Of course, to capitalize on an animal model, research in humans must be informed by animal findings and reciprocate in parallel fashion to ensure the integrity of the model. For instance, research in animals could identify behavioral phenotypes that distinguish between animals that could be construed as lonely or not, and, in parallel, research in humans could generate, as nearly as possible, an equivalent behavioral phenotype in humans that does not rely solely on explicit self-reports of isolation or loneliness. If the human behavioral phenotype of loneliness exhibits a similar pattern of correlations with outcomes as is exhibited with self-reported loneliness, this may permit greater comparability of findings across animal and human phenotypes.
Finally, the matchless advantage of an animal model of human isolation is the capacity to conduct invasive experimental studies that provide inroads into mechanisms for the effects of isolation on HPA activity and its diverse consequences in humans AND animals. One of the mechanistic questions of interest is the extent to which social isolation has a direct effect on pro- and anti-inflammatory gene expression, including expression of genes in the glucocorticoid receptor family, and an indirect effect on gene expression through the effects of social isolation on circulating glucocorticoids and other neuroendocrine and immune signals.
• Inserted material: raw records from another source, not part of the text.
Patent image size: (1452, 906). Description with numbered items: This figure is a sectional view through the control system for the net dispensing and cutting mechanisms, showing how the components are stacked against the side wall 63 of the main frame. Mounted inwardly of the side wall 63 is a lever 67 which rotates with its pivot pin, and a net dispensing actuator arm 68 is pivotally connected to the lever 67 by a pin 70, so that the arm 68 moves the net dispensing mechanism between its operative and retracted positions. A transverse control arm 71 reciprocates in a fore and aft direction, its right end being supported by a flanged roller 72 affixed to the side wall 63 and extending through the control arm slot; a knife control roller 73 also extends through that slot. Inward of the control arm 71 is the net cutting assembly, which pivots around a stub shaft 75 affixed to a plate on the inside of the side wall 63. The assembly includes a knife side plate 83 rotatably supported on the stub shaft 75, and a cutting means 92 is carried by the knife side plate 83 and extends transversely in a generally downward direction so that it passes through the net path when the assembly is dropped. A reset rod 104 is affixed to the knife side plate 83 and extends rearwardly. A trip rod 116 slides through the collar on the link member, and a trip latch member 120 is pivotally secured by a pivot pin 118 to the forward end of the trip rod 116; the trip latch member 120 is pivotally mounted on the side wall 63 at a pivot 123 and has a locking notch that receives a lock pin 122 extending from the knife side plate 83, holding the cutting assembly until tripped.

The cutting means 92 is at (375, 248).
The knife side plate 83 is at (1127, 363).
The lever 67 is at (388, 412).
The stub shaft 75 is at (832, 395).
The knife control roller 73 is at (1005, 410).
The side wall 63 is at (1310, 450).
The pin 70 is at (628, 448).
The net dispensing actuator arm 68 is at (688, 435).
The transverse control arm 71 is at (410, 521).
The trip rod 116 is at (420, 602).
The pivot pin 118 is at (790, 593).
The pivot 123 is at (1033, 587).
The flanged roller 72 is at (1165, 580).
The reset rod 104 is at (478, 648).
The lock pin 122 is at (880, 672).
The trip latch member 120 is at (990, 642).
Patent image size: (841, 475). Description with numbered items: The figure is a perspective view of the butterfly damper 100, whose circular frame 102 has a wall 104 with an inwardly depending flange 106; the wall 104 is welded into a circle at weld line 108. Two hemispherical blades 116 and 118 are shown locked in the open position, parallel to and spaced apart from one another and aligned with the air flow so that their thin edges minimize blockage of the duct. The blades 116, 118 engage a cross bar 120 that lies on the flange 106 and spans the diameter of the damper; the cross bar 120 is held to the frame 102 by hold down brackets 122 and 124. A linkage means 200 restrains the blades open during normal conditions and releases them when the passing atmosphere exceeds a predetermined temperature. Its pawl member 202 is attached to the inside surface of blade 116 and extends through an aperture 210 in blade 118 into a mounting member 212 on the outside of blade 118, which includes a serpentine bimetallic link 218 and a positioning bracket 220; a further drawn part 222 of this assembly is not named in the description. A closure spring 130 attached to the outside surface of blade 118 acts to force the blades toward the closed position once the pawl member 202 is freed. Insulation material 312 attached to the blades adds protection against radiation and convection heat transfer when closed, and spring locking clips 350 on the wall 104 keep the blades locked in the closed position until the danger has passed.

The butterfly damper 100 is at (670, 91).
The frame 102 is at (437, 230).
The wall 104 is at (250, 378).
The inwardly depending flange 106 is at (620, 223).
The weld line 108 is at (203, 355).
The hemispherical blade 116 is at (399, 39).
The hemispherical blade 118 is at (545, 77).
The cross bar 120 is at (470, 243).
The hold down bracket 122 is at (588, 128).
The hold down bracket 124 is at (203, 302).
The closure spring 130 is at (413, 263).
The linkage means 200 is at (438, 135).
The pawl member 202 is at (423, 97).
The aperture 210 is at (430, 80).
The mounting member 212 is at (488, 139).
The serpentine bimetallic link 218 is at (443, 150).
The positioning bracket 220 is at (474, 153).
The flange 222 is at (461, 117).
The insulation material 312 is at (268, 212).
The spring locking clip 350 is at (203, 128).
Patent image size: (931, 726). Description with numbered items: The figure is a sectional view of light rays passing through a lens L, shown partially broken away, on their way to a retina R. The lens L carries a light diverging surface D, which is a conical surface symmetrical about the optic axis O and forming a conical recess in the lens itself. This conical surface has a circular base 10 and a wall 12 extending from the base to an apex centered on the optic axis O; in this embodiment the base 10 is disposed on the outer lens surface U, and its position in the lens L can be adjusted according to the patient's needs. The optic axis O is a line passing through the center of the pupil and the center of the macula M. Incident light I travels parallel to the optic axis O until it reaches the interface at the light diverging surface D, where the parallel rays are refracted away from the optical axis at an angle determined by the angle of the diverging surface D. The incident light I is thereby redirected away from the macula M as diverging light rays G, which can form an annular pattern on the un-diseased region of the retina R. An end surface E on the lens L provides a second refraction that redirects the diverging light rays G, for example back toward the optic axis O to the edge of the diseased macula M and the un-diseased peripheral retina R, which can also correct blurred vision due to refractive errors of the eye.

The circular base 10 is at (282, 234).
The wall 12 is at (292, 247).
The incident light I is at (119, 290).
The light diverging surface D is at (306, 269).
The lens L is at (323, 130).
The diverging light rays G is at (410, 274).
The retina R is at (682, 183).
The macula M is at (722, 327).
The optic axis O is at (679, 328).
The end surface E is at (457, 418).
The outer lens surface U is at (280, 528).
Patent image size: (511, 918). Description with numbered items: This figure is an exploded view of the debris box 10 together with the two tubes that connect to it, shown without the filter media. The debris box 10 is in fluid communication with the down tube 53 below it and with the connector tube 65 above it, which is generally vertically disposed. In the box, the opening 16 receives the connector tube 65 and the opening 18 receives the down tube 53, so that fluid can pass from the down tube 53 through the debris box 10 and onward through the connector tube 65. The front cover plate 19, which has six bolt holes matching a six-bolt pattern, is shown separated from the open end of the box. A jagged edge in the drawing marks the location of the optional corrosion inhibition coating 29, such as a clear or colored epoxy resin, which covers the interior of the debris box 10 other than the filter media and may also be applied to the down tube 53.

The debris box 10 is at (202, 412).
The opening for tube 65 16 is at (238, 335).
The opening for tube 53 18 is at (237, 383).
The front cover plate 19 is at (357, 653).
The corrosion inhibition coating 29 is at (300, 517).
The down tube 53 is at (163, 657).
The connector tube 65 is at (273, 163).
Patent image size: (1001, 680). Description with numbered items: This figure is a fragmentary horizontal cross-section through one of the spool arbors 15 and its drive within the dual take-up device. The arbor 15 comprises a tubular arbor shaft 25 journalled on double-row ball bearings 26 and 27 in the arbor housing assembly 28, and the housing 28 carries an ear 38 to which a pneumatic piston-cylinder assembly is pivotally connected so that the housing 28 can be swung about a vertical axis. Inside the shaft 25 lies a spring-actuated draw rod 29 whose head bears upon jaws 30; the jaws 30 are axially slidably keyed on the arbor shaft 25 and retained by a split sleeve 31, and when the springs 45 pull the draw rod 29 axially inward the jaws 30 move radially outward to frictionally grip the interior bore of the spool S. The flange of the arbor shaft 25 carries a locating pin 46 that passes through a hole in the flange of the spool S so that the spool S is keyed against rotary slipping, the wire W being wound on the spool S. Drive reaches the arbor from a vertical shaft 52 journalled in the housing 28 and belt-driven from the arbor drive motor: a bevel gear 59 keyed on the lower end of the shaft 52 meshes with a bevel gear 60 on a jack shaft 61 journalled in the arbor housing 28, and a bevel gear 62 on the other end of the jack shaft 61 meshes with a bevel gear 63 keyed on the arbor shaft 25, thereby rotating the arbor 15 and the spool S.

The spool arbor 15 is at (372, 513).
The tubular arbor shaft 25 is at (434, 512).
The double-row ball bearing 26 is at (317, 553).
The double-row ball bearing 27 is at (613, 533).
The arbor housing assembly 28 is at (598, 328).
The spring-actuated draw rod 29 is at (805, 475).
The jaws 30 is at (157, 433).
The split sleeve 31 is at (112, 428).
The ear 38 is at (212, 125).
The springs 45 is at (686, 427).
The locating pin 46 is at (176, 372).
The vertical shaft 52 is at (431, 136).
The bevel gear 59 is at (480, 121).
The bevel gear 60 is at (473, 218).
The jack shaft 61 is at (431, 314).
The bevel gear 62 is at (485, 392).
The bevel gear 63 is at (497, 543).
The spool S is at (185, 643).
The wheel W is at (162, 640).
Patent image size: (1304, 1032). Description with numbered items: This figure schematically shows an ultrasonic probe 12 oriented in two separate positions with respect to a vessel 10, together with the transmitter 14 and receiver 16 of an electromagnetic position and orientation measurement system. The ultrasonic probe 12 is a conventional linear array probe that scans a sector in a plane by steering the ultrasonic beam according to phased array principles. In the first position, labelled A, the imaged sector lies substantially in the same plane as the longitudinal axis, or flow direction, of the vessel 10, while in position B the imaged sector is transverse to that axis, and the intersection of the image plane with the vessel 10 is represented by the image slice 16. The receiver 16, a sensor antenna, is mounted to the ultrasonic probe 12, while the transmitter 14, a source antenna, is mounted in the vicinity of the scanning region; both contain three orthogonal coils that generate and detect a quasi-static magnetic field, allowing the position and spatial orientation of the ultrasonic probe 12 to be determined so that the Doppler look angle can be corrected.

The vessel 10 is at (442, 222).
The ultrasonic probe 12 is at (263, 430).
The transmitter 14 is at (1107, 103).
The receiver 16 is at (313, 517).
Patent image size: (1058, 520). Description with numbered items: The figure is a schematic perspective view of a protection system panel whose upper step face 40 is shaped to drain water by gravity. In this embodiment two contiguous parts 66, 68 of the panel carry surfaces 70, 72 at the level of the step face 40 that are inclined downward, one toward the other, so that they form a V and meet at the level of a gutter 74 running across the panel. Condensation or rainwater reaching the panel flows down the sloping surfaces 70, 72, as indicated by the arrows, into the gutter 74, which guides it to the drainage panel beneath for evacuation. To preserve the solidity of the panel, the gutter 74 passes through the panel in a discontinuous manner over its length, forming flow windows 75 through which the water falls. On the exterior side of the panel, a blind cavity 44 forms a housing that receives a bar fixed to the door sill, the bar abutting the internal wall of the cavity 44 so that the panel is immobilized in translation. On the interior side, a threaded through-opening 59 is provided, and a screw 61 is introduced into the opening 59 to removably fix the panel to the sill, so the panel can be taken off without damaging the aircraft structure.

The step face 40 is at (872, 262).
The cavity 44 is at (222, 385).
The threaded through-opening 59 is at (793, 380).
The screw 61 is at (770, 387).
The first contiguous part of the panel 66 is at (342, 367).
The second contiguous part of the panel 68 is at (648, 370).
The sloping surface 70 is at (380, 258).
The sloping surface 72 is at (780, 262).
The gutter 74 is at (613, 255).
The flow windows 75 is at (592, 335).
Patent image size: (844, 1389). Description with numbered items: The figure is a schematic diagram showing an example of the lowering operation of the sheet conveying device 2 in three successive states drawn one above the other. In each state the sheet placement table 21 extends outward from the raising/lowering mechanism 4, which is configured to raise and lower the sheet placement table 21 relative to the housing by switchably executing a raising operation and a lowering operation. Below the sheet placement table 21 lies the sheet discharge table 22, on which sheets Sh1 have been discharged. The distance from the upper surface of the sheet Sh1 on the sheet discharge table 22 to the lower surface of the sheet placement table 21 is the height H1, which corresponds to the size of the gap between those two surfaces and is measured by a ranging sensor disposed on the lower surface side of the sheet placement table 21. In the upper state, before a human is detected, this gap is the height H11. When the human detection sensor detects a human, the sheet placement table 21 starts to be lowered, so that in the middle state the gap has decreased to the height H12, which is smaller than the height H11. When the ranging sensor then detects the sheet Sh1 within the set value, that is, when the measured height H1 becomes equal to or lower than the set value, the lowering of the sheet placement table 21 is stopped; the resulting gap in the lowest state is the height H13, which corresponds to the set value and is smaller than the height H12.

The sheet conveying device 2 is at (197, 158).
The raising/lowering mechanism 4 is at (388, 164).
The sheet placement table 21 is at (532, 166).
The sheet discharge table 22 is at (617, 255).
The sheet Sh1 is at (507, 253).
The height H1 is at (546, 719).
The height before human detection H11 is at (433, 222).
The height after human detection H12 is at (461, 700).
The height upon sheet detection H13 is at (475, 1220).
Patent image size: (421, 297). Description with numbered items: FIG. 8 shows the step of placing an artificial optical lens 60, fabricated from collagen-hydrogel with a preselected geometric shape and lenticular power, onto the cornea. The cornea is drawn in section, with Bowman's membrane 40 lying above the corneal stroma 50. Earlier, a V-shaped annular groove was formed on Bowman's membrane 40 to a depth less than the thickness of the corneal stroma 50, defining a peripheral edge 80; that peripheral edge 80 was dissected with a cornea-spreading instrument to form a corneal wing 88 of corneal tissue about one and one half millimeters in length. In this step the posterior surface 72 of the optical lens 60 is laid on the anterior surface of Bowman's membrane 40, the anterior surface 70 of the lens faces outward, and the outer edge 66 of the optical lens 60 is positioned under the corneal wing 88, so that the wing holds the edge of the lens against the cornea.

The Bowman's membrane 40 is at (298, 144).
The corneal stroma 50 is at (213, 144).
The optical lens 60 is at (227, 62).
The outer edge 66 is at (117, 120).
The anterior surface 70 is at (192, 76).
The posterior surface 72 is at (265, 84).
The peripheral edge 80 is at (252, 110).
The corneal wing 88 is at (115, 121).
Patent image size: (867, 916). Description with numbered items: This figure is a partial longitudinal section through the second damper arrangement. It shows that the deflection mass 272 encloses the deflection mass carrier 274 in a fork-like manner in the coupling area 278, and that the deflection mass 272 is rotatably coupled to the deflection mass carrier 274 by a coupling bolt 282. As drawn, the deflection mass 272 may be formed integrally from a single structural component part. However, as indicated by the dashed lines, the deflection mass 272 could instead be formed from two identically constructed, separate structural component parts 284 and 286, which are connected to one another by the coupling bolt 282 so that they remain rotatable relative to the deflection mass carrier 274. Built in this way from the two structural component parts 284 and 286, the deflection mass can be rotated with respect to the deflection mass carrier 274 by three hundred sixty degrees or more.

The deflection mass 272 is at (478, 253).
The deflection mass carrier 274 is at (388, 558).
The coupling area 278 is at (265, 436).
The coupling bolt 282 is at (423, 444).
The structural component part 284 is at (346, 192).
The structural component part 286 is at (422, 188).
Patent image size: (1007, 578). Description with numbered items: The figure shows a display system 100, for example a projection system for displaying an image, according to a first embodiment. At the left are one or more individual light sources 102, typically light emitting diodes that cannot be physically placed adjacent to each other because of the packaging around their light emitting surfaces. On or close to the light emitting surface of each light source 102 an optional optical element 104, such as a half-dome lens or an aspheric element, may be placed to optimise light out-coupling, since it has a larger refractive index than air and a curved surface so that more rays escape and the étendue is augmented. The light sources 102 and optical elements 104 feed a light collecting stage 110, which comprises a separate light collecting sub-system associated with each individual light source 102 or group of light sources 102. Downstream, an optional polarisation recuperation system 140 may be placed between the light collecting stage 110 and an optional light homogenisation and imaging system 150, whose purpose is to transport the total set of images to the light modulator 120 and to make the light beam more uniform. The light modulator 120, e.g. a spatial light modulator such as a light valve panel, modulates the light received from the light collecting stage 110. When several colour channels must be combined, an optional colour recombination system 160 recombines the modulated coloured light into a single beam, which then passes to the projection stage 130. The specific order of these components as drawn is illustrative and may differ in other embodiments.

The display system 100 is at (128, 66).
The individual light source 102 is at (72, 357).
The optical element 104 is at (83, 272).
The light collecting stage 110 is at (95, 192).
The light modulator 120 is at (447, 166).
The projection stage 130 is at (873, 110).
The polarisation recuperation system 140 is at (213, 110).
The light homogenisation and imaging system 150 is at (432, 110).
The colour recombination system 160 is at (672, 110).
Beyond gene expression, a mechanistic question of interest is how, when, and in which tissue(s) altered gene expression is translated into changes in functional proteins. HPA activity has the potential to exert wide-ranging short-term and long-term effects on much of vertebrate physiology. The potential health implications for humans are substantial. We challenge researchers to undertake both animal and human studies with heightened attention to the development of a unified model of social isolation, the integration of findings across species, and the specification of boundary conditions that account for differences among species.